L’Université populaire de Toulouse reprend ses activités

Présentation de l’ouvrage collectif : ” Police “

le lundi 14 septembre

à 17H30 à la librairie Terra Nova, 18 rue Léon Gambetta, Toulouse

Dans le cadre du festival Fifigrot, rencontre avec David Dufresne et Amal Bentounsi, autour de l’ouvrage collectif Police et Paul Rocher, auteur de Gazer, mutiler, soumettre. Politique de l’arme non létale, parus aux éditions La fabrique. 

La rencontre sera modérée par Pascal Gassiot et sera suivie par la projection à l’American Cosmograph du documentaire de David Dufresne, Un pays qui se tient sage. 

En partenariat avec L’Observatoire des pratiques policières.

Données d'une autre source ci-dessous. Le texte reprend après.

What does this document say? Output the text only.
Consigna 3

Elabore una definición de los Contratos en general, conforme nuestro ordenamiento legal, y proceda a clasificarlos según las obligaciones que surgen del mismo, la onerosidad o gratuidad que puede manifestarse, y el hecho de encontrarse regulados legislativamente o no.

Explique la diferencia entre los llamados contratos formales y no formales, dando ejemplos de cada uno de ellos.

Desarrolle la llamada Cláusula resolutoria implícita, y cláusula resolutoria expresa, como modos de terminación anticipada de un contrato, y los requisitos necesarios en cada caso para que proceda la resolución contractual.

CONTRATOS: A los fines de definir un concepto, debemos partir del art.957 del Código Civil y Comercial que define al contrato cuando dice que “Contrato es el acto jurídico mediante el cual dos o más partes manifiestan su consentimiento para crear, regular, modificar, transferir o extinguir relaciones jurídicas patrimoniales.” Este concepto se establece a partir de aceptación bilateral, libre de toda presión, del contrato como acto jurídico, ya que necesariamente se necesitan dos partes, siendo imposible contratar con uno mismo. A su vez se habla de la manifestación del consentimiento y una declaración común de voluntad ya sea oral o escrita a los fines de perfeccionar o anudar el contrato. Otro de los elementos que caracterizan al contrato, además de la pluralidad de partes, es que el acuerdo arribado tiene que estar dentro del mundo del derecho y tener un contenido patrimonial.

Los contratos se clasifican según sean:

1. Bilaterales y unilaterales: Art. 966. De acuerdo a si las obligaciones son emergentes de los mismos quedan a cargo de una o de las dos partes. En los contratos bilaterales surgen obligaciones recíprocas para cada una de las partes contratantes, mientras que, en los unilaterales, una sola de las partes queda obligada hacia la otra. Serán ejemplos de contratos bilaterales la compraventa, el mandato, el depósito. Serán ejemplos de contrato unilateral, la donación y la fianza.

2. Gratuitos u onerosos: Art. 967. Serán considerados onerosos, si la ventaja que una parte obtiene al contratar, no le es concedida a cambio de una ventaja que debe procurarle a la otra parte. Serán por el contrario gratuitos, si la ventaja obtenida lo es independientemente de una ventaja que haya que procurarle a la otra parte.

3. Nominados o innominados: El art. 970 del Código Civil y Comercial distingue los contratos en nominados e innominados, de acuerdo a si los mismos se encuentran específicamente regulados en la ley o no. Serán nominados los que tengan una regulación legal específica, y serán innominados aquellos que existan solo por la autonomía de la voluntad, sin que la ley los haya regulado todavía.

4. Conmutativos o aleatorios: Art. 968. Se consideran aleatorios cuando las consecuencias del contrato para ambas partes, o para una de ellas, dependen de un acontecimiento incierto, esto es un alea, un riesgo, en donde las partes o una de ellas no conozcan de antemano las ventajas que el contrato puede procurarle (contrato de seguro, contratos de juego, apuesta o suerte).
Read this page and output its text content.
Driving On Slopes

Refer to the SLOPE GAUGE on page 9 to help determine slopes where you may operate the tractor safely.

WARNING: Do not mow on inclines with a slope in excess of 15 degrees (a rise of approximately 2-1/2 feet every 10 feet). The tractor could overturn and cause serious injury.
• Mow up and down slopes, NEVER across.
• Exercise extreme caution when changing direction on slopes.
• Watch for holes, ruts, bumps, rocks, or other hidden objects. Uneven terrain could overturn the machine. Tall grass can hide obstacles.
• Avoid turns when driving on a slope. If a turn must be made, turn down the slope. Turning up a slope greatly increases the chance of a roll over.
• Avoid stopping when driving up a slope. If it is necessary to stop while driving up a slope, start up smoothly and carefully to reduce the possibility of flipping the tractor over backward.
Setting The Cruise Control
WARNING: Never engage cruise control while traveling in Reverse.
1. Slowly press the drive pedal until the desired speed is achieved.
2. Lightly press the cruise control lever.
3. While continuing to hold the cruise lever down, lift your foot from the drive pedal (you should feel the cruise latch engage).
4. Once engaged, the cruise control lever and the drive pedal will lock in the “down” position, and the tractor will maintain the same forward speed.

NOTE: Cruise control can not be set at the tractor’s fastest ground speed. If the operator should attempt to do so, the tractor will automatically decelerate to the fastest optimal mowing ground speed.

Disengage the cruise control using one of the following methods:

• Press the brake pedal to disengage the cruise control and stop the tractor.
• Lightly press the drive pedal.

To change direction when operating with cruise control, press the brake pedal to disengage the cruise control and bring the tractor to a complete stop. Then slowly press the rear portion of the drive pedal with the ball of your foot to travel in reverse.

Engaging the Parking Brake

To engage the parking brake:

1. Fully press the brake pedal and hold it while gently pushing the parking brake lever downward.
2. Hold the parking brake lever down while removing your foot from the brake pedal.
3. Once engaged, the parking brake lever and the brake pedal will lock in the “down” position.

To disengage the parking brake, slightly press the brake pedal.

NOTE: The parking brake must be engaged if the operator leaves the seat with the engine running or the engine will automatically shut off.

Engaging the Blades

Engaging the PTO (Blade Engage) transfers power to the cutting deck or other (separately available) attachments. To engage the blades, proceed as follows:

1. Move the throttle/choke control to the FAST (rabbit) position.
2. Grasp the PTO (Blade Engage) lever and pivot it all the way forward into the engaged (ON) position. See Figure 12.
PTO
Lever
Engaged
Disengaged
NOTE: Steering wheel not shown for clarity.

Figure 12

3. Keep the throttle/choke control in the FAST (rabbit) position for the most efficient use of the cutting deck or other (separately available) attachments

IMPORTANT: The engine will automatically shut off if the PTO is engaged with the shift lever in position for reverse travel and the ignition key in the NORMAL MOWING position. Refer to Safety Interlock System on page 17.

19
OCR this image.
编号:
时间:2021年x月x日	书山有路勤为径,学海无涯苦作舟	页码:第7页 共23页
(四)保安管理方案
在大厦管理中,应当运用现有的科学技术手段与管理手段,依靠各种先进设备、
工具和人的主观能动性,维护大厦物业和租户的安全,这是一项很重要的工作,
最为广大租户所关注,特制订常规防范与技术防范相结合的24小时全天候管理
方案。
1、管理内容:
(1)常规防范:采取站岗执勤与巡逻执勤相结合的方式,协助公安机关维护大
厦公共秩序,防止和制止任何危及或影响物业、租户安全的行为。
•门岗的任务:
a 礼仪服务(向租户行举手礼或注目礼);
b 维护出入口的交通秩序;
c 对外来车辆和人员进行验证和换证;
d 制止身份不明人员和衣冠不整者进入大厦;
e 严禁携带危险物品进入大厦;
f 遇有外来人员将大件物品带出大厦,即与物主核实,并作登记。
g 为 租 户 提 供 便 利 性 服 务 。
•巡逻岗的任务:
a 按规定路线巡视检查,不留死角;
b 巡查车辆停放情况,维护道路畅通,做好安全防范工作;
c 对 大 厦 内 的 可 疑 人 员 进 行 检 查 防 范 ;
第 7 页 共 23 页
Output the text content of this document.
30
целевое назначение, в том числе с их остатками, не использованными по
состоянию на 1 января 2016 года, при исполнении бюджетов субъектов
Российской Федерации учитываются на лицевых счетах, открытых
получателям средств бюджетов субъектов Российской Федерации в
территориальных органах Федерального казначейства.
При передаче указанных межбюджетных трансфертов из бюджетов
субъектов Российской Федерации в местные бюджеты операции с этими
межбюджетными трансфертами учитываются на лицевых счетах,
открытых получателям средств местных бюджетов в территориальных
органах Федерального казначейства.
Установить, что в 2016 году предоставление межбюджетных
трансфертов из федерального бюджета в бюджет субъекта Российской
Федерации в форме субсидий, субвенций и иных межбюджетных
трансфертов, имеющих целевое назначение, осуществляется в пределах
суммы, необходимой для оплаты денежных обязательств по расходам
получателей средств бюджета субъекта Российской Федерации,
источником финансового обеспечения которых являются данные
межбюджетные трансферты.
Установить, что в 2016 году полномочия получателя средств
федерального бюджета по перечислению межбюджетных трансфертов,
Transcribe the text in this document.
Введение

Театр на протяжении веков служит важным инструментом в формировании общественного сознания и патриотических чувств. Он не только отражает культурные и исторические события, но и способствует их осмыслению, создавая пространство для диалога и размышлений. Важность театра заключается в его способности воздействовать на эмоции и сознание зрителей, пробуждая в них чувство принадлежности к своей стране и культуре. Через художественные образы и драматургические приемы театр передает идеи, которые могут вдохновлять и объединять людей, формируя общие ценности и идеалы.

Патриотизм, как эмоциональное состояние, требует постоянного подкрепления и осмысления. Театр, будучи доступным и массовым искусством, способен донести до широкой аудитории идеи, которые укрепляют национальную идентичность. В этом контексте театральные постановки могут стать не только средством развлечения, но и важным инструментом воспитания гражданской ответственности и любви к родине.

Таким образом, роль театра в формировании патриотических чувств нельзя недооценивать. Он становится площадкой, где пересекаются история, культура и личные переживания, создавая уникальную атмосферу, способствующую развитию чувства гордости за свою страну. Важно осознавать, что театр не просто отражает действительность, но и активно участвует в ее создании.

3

On pense qu’elle a toujours existé et qu’elle existera toujours, mais non : la police telle que nous la connaissons est récente et les événements actuels mettent mondialement son existence même « en question ». On trouvera dans ce livre des constats, des propos théoriques et des histoires vécues. L’ensemble est inquiétant mais cette inquiétude active est salutaire face à une institution de plus en plus militaire et violente.

Conférence – débat

” Le dernier avion “

le mardi 15 septembre à 20H30 au Bijou, 123 avenue de Muret,Toulouse

L’Université Populaire de Toulouse invite Sébastien Porte.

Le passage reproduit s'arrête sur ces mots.